Economists want signs of a slowdown in the yield curve

Economists—such as ancient forecasters of the future—track how interest rates of different maturities differ for signals about the outlook for growth.

When short-term interest rates are higher than long-term interest rates, Wall Street’s phenomenon called an inverted yield curve is sometimes a sign of recession.

The astrologers were worried about this.

The closely watched gap between yields on two-year and 10-year Treasury notes turned upside down this week. On Friday, the yield on two-year Treasury notes lagged at 2.44% and on 10-year notes at 2.38%.

Steve Englander, an investment strategist at Standard Chartered Bank, observed similar signals emerging from the Eurodollar futures markets, where traders bet on future rates. They found that the expected short-term rates at three years and four years were lower than the rates expected at two years.

“It’s generally a sign that bad times are ahead, with a recession or at least a downturn expected,” he said. “The market is convinced it’s going to end in tears.”

In normal times, the longer it takes to repay the loan, the higher the interest rate you have to pay. Lending money over a longer period carries more risk and thus demands higher returns.

The interest rate for a three-month loan, in other words, should be lower than the interest rate for a two-year loan, which should be less than a 10-year loan. When these relationships reverse, it is a sign of turbulence on the horizon that often involves the Federal Reserve.

In the early and late 1980s, before the recession, the yield curve was inverted. This happened again in the early 2000s and before the recession in the mid-2000s.

The logic is as follows: Investors expect the Fed to raise interest rates so much in the short term to fight inflation that it ends up squeezing credit, causing a recession and reversing those rates further down the road.

Higher short-term interest rates are driven by expectations of a Fed interest rate hike and longer-term rates are driven by expectations of a recession, a subsequent fall in inflation and subsequent Fed rate cuts.

Beyond these indications, the inverted yield curve can cause practical problems. Banks usually borrow money in the short term and lend in the long term. When short-term rates are higher than long-term rates, banks face profit pressure and incentives to lend, which also reduces economic activity.

This week Wall Street’s inbox was filled with notes like Mr Englander’s, titled “Reversing rates as a glowing yellow for the Fed.”

Sometimes a yield-curve reversal and recession is the necessary price to bring down high inflation, as was the case in the early 1980s when then-Fed Chairman Paul Volcker introduced higher interest rates to reduce double-digit inflation. was used.

Other times, the Fed probably goes too far. In 2006, the central bank pushed its benchmark short-term rate above 5%, while long-term interest rates remained below that level. A lower long-term rate may be an indication that the market expected inflation to moderate, and did not require a rate increase. A financial crisis and recession followed in 2007 and 2008.
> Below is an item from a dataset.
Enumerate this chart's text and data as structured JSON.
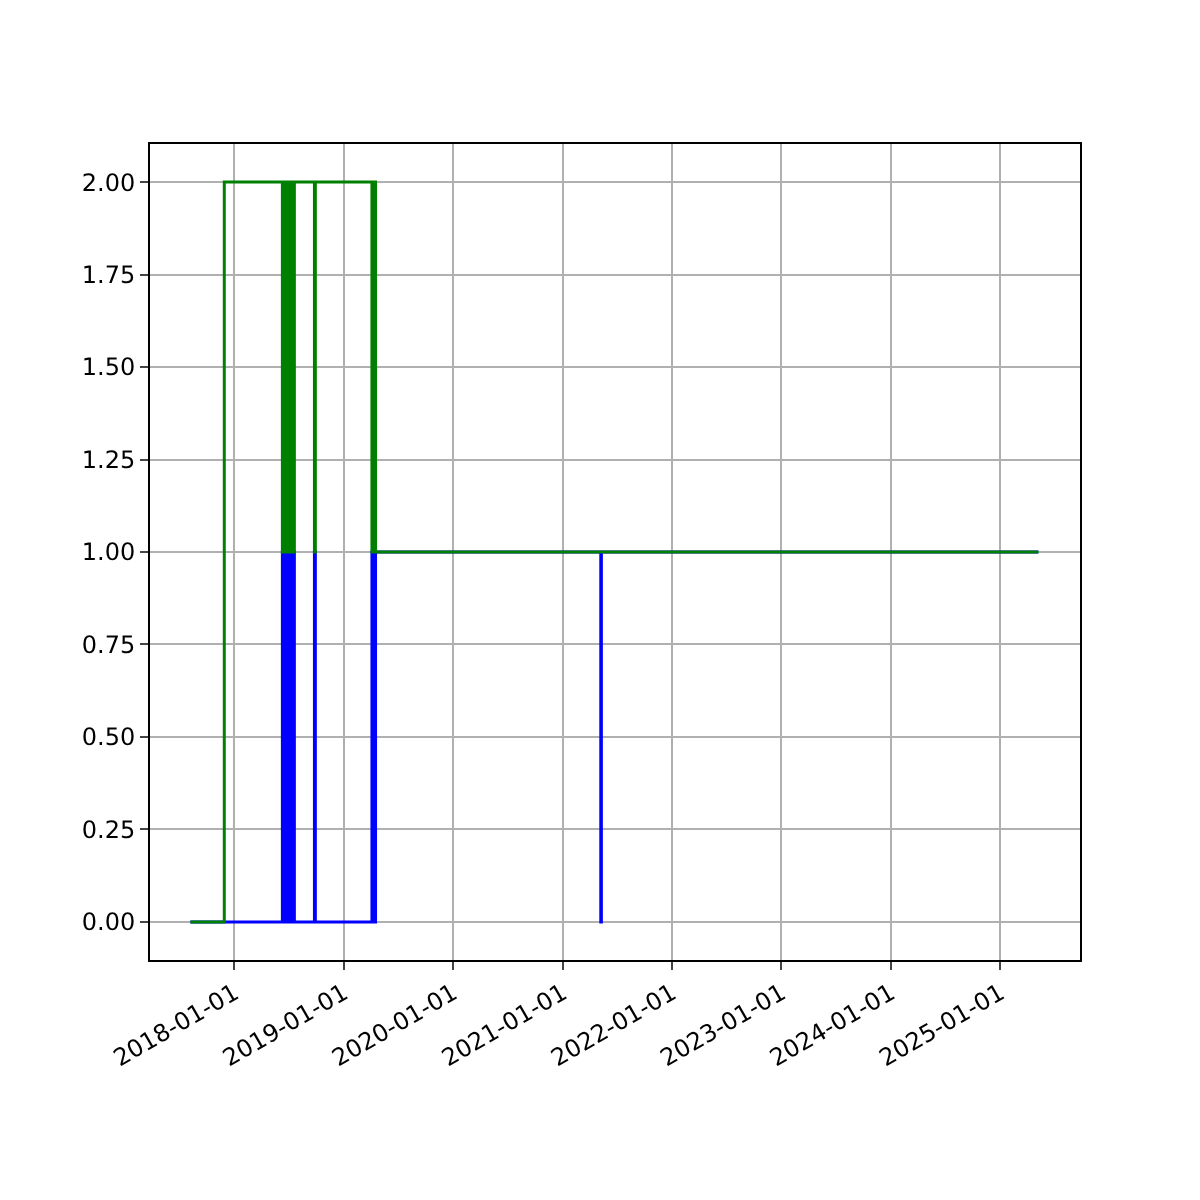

Because of this history, Fed officials care deeply about the signals the yield curve sends.

In some cases the Fed has reversed course and averted recessions during cycles of interest rate hikes, as it did in 1998. It reversed course in 2019 as well, and the recession could have been avoided had the Covid-19 pandemic not happened.
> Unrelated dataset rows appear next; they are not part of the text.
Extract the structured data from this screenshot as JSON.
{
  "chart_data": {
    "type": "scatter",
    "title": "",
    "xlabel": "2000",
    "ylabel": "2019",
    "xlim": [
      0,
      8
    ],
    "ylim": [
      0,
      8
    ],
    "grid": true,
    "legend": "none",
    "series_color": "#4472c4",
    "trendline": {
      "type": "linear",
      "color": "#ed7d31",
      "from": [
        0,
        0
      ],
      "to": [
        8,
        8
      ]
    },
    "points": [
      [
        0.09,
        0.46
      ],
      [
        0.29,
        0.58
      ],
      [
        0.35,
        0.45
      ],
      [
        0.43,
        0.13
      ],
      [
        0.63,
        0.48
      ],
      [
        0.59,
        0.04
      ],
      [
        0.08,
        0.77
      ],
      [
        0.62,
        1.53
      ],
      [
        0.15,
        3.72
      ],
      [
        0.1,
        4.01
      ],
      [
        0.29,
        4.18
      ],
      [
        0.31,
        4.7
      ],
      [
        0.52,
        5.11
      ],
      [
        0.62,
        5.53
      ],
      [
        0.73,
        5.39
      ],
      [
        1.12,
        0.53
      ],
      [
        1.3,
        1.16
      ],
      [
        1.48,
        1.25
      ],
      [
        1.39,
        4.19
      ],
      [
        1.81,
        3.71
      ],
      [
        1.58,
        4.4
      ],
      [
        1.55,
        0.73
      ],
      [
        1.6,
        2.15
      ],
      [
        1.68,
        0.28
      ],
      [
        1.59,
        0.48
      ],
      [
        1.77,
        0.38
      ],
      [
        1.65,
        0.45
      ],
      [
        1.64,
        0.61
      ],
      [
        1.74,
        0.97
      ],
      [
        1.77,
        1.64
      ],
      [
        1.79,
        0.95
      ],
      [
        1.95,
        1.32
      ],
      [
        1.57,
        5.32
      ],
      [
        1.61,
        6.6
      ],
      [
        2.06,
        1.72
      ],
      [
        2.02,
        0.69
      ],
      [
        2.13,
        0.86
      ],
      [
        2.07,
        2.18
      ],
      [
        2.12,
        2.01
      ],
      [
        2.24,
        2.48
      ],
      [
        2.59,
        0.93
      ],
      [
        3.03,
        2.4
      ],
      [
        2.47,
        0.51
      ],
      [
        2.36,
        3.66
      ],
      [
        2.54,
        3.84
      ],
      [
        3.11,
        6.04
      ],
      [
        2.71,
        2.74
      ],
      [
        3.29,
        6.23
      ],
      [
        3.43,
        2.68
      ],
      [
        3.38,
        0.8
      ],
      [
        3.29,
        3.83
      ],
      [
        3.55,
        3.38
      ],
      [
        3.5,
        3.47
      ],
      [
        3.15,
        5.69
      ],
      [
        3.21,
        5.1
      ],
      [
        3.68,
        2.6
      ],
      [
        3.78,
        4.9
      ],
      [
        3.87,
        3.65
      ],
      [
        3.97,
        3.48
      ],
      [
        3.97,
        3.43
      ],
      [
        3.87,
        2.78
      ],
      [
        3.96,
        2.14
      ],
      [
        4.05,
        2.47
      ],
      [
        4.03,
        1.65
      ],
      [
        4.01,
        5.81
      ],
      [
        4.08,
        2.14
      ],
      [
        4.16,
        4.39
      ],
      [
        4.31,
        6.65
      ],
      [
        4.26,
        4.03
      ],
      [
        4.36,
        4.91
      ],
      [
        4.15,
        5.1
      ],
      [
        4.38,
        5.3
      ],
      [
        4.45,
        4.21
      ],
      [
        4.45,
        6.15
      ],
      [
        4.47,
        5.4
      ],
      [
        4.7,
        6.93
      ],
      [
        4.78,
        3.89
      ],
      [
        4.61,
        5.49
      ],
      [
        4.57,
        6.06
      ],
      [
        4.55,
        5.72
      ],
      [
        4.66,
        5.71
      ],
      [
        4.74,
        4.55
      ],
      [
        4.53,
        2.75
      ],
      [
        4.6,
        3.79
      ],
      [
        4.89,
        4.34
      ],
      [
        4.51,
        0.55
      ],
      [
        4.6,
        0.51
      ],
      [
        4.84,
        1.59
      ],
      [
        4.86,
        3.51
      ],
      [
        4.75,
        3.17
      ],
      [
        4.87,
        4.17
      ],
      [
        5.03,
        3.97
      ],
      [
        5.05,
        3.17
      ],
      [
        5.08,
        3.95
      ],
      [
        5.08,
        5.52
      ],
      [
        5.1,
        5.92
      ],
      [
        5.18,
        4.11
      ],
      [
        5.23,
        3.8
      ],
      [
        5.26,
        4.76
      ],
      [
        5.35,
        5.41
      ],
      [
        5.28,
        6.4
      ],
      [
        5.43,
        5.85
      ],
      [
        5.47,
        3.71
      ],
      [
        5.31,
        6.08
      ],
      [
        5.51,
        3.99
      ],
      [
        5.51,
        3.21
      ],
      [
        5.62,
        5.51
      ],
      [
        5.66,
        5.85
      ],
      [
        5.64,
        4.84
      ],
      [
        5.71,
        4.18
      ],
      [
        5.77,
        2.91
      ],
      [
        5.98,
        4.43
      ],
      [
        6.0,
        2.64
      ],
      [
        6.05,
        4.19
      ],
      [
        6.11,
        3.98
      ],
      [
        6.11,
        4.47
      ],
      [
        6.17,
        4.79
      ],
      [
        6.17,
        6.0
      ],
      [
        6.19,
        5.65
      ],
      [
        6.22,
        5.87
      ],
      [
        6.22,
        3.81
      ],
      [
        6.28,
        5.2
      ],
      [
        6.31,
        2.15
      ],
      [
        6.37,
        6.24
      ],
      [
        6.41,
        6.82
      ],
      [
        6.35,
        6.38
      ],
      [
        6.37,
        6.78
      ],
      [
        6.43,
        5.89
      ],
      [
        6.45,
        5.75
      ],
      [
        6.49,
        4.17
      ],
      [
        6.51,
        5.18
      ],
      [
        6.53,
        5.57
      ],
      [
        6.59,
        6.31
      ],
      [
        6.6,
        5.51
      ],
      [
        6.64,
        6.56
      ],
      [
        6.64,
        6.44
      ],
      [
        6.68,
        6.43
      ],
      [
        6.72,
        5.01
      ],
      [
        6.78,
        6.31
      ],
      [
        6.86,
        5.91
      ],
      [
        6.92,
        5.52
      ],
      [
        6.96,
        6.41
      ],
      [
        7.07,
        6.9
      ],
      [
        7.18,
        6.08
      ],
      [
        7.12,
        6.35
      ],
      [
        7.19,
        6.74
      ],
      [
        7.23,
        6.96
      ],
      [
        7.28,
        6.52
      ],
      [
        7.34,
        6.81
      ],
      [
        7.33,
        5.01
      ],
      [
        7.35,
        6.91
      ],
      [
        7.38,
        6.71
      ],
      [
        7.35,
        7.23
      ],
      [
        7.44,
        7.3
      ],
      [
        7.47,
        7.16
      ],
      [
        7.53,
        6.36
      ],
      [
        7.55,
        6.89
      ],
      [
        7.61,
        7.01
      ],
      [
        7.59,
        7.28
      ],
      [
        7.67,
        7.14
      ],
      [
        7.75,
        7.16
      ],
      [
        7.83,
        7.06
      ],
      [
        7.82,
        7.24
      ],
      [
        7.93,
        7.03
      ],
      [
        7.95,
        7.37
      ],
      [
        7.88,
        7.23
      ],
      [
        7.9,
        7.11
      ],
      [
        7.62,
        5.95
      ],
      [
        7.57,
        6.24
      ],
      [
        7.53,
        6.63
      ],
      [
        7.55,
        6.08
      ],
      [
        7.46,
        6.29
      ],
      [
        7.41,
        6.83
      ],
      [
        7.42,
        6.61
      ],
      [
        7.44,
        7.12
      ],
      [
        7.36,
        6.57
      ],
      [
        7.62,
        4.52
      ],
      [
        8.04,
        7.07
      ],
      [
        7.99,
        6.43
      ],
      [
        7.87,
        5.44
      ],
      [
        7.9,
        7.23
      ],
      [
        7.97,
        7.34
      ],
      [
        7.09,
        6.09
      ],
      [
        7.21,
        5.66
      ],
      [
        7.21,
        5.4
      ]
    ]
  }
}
Right now, Fed officials say they have time before such concerns become relevant.

Yield curves can be measured using interest rates across a wide spectrum of maturities from overnight to 30 years, and some inverses matter more than others. Although investors often see the difference between yields on two-year and 10-year Treasury notes, Fed researchers Eric Engstrom and Steven Sharp concluded that it was not the rates that really mattered.

They found that the correlation of rates over shorter time horizons of less than two years was a more accurate measure of recession risk. They compare current three-month Treasury-bill rates with market expectations for future three-month rates. Using that approach, bearish alarms are not sounding. Short-term rates are much lower than expected rates 18 months from now.

“There is no need to fear the 2-10 spread,” Messrs. Angstrom and Sharp argued in a recent paper.

Fed Chairman Jerome Powell seemed to support the idea in remarks to the National Association for Business Economics in March. Like Mr. Angstrom and Mr. Sharp, he said, “I look at the smaller part of the yield curve.”

What is an investor to make of this predictor?

Taken all together, the yield-curve signals seem to suggest that the Fed has room and time to raise short-term interest rates from their rock-bottom levels in the coming months.

The central bank expects inflation to ease as supply constraints ease in the economy. If inflation doesn’t ease as expected and the central bank goes ahead with rate hikes in 2023 or beyond, a recession could become more of a threat than it is now.